Als we luisteren, kunnen we Hem horen roepen. We kunnen ons bewust worden van iets in onszelf dat ons ertoe aanzet om “vergeving op [onze] dromen te laten rusten”. Als we de oefeningen doen zoals wordt aanbevolen, leert het Werkboek ons naar die Stem te luisteren, te reageren op die innerlijke oproep. Geleidelijk aan worden we ons meer en meer bewust van de perioden waarin we dromen, of beter: dat we het grootste deel van de tijd dromen. We kunnen vergeving op onze dromen laten rusten door ze aan de Heilige Geest te geven en Hem te vragen ze te vervangen door Zijn waarneming. Dat is de weg naar heelheid, naar innerlijke vrede.

 

In hoofdstuk 5 – het eerste hoofdstuk in het Tekstboek waarin de Heilige Geest en Zijn rol in onze terugkeer naar God uitvoerig wordt beschreven – wordt Hij regelmatig “de Oproep” of “de Roep” genoemd: “de Oproep tot Verzoening” (T5.I.5:4), “de Oproep tot terugkeer” (T5.I.5:5), “de Roep om vreugde” (T5.II.3:2), “de Oproep om te ontwaken en blij te zijn” (T5.II.10:5) en “de Roep namens God” (T5.II.10:7).
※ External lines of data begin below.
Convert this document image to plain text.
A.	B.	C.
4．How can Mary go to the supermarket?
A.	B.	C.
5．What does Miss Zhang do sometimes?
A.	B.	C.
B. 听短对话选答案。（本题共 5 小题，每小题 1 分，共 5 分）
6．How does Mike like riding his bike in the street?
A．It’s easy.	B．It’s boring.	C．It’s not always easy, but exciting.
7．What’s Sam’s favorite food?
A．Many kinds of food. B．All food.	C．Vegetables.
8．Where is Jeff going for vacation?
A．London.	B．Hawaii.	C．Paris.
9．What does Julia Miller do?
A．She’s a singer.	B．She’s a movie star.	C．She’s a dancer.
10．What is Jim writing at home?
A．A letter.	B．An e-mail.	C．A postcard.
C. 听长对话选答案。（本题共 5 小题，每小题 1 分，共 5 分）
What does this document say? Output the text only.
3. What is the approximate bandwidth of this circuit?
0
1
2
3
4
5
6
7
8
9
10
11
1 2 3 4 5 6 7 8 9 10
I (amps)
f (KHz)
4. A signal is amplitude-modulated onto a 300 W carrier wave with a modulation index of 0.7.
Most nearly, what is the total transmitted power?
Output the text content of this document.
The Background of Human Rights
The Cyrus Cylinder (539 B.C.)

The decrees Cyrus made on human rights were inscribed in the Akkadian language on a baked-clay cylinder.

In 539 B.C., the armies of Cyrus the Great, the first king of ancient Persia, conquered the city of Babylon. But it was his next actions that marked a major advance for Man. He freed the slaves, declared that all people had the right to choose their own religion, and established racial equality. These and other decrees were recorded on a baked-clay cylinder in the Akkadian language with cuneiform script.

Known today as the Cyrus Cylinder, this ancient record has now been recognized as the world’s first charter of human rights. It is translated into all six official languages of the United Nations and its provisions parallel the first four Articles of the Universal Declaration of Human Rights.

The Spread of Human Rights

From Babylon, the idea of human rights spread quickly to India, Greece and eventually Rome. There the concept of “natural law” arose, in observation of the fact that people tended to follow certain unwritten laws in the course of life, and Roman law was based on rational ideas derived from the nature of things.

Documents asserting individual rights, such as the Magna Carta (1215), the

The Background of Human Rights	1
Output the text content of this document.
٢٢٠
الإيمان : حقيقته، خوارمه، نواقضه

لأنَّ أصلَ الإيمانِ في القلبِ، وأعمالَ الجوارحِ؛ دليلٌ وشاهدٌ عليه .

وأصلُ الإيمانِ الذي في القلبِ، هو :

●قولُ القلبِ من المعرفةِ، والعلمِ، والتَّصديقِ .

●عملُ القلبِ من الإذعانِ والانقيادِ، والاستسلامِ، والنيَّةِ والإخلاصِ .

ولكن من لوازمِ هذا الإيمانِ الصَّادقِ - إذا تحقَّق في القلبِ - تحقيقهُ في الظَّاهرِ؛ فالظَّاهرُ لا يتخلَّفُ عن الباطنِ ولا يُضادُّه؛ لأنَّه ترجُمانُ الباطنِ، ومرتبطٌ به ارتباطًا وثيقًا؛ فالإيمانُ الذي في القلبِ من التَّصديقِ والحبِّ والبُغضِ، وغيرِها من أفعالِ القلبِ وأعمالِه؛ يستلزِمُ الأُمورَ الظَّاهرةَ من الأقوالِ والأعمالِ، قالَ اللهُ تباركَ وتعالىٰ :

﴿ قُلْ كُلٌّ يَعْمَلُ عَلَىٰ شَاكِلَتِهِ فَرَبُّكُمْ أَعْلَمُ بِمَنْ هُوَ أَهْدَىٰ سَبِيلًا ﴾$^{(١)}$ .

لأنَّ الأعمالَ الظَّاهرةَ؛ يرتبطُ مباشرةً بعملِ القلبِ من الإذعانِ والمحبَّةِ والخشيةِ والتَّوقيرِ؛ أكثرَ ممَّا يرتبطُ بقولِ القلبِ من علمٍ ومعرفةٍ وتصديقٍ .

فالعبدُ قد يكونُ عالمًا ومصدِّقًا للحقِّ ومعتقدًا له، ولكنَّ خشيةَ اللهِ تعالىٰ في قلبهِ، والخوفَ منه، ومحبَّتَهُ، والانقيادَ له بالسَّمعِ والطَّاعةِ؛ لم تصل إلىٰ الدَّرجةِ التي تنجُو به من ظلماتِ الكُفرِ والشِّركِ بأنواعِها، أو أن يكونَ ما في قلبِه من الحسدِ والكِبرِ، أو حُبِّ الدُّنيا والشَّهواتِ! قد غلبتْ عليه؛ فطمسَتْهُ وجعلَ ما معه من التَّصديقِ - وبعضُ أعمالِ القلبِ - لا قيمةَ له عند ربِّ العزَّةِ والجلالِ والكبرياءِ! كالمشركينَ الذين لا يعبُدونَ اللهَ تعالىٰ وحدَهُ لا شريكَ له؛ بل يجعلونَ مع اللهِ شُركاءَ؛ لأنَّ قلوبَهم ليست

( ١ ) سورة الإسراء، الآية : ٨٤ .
Deze Oproep bevindt zich in onze eigen denkgeest. Iets roept ons om naar huis te komen. Als je deze Cursus doet heb je die oproep kennelijk gehoord en er gevolg aan gegeven. We kunnen die oproep negeren en uit ons bewustzijn bannen, of we kunnen ervoor kiezen om onze aandacht erop te richten en ernaar te luisteren. Hij roept ons altijd op tot vergeving, zowel om te vergeven als om vergeven te worden. Zijn doel is het beëindigen van schuld. Hij spreekt altijd tot ons over onschuld. Hij probeert ons van de weg van angst naar de weg van liefde te leiden. Wanneer we Hem onze volledige aandacht geven zal Hij ons veilig naar huis leiden. Want Hij weet de weg.